Advertisement

Streaking Phillies slip past Nationals

Jesmuel Valentin delivered the tiebreaking sacrifice fly in the seventh, and Carlos Santana homered an inning later as the visiting Philadelphia Phillies defeated the Washington Nationals 5-3 on Saturday afternoon at Nationals Park.

Valentin's sacrifice fly to center scored Maikel Franco and snapped a 2-2 tie. The play stood up under a long review after the Nationals challenged it.

Santana added his solo shot one inning later and has homered in both games of this series. Franco, who went 4-for-4 with two runs scored, added an RBI single later in that eighth inning for a 5-2 lead.

Odubel Herrera of Philadelphia saw his home run streak of five games come to an end. The center fielder went 0-for-4.

Phillies starter Aaron Nola (9-2) allowed two runs on four hits in six innings. He struck out five and walked three and threw just 83 pitches.

Seranthony Dominguez took care of the ninth for the Phillies and earned his fourth save. Philadelphia now has won three in a row and six of its last seven games.

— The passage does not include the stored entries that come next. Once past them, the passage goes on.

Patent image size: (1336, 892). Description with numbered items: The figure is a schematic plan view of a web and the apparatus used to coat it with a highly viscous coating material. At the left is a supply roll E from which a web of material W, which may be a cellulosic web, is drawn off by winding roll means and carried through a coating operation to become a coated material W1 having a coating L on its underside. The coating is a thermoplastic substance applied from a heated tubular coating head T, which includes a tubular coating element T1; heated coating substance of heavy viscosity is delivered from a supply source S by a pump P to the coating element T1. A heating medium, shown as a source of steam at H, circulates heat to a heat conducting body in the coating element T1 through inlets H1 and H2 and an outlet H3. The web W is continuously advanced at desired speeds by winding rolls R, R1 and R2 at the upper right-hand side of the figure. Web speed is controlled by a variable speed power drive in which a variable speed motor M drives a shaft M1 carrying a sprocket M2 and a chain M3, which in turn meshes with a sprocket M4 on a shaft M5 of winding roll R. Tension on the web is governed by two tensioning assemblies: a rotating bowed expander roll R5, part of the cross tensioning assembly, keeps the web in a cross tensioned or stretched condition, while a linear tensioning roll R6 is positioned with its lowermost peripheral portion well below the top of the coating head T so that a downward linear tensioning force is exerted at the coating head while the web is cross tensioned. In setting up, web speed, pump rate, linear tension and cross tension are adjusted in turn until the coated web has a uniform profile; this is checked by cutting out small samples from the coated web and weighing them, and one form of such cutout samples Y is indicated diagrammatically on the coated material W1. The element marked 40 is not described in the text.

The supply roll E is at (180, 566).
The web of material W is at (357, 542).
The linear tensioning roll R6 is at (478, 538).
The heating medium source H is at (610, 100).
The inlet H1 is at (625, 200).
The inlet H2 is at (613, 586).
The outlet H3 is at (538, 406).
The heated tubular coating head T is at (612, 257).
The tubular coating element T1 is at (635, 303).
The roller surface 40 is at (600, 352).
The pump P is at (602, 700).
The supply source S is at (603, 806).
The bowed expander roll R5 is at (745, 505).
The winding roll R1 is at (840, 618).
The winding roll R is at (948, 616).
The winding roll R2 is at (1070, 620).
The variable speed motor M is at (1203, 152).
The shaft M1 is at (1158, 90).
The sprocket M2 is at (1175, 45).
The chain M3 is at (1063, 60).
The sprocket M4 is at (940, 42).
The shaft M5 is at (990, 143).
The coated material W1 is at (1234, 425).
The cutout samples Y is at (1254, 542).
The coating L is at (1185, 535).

Washington rookie starter Erick Fedde went deeper into the game to give the Nationals' tired bullpen a bit of a break. Fedde gave up three runs on eight hits in six-plus innings.

Fedde (0-3) left after giving up a leadoff double to Franco in the seventh, which started the rally that gave Philadelphia a 3-2 lead.

The Nationals took the lead in the first inning when Daniel Murphy got a two-run single. Anthony Rendon singled with two outs, and Juan Soto followed with a double before Murphy drove both in to go ahead 2-0.

Philadelphia tied the game with its own two-out rally in the second. Scott Kingery and Franco started things with back-to-back singles that put runners at first and second.

Jorge Alfaro and Nola then came up with back-to-back RBI singles that evened the score at 2-2. That was the pitcher's first RBI this season; he came into the game 1-for-28.

It was Nola's third career RBI.

After the Phillies scored three runs and took the 5-2 lead, Rendon added a solo homer in the eighth.